Alıcılar tezahürat yapıyor. Film yapımcılarına yönelik bir lobi kuruluşu olan Production Alliance'ın genel müdürü Björn Böhning, “Alman film ve televizyon endüstrisi için bir dönüm noktasından” bahsetti. Ek para, “çok endişeli olan binlerce çalışan için güven verici bir haberden çok daha fazlası.” Belki isim size tanıdık gelebilir: Böhning, hayatında hiç film yapmamış olmasına rağmen, SPD'de profesyonel bir politikacı olarak kariyer yaptı.
Federal Oyunculuk Birliği, gelecekte yalnızca “biz aktörlerin de dahil olduğu çalışan personele toplu sözleşme uyarınca ödeme yapılan” filmlerin finanse edileceğinden memnuniyet duyuyor. Üreticiler birliği ek parayı memnuniyetle karşılıyor, ancak FDP'nin kışkırtmasıyla “çeşitlilik, cinsiyet eşitliği, katılım, ayrımcılık karşıtlığı ve sürdürülebilirlik kaygılarının yasada yeterince dikkate alınmamasından” üzüntü duyuyor. Başka bir deyişle: içerikleri uyanık olmasa ve uyanık film ekipleri tarafından yapılmamış olsa bile filmler finanse edilebilir.
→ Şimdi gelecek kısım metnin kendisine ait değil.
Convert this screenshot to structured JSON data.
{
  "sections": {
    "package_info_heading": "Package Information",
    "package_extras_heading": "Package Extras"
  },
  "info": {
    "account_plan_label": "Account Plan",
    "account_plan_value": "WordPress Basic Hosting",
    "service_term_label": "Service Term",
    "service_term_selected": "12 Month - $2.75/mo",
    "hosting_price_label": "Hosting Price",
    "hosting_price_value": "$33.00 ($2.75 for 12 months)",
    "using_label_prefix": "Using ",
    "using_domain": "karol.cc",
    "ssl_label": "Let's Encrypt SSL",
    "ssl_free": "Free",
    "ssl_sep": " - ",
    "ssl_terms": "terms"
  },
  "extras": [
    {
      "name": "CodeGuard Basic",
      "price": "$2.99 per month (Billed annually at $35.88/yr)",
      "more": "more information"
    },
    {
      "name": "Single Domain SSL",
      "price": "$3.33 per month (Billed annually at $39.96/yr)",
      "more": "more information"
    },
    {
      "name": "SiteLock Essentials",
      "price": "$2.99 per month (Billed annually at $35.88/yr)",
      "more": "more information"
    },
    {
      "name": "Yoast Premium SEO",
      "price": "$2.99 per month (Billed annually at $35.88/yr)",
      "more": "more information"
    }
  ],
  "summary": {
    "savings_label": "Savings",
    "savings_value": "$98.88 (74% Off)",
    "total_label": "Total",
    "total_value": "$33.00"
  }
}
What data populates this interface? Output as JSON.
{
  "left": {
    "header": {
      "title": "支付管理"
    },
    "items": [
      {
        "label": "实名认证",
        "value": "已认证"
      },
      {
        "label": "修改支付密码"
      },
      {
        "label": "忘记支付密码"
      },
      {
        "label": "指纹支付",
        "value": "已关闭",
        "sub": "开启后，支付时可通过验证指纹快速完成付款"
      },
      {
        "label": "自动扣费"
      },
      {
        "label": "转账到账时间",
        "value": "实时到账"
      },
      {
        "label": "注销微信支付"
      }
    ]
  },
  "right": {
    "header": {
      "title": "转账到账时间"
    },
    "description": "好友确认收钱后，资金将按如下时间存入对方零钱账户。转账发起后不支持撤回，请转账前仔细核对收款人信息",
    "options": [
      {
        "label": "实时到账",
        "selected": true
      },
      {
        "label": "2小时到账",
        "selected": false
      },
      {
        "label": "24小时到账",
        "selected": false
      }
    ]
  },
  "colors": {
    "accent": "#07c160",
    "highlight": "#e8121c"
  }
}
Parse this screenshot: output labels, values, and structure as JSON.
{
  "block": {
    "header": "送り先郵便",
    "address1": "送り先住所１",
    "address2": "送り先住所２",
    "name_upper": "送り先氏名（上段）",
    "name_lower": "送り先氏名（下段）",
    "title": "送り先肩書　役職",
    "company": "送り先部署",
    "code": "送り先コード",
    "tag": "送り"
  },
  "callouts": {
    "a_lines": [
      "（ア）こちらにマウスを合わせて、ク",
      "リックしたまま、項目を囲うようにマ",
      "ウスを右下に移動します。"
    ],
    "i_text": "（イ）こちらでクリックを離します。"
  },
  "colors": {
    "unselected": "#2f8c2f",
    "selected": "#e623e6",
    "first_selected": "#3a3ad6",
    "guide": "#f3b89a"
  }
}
Bunlar Alman film yapımcılarının öncelikleri. Ve temelde sektörle ilgili her şeyi söylüyorlar. Çünkü asıl endişelenmeleri gereken şey, Alman izleyicilerin filmlerini izlemek istememesi. 2023 yılında sinemalarda gösterime giren 223 Alman filminden 81'i Federal Film Fonu'ndan (FFA) destek aldı. En büyük izleyici payına sahip on film arasında – “Barbie” ve “Oppenheimer” yılı, yeni bir “Avatar” destanı ve “Elemental” yılıydı – tek bir Alman filmi vardı: “Üç ??? – Ejderhanın Varisi”.
Amerikan filmlerinin iki katı kadar Alman filmi gösterildi. Ancak satılan biletler içerisinde Alman filmlerinin payı sadece yüzde 22,4 oldu. Yeni bir düşük seviye: 2015'te payları yüzde 37,1 iken 2021'de en az yüzde 24,9 oldu. Hollywood, yalnızca yarısı kadar filmle iki kattan fazla bilet satmayı başarıyor. Alman sinemacılar seyircinin beğenisini göz ardı eden filmler üretiyorlar.
Claudia Roth, film finansmanı yasasını tanıtmak için Federal Meclis üyelerini Berlinale'nin aralarında bir kahvaltıya davet ettiğinde şunları söyledi: “Kültür olmadan yapamayız.” Film, “demokrasinin sesi” konusunda çok önemli bir rol oynuyor. ” . Alman filmlerinden duyduğumuz şey, demokrasinin sesi değil, daha çok, hibe alan kayıtsız kişilerin birbirlerinin sırtını sıvazlamalarının sesi. Israrla piyasa dışında üretim yapan, devletten destek almak isteyen bir sektörü yapay olarak ayakta tutmayı göze alamayız.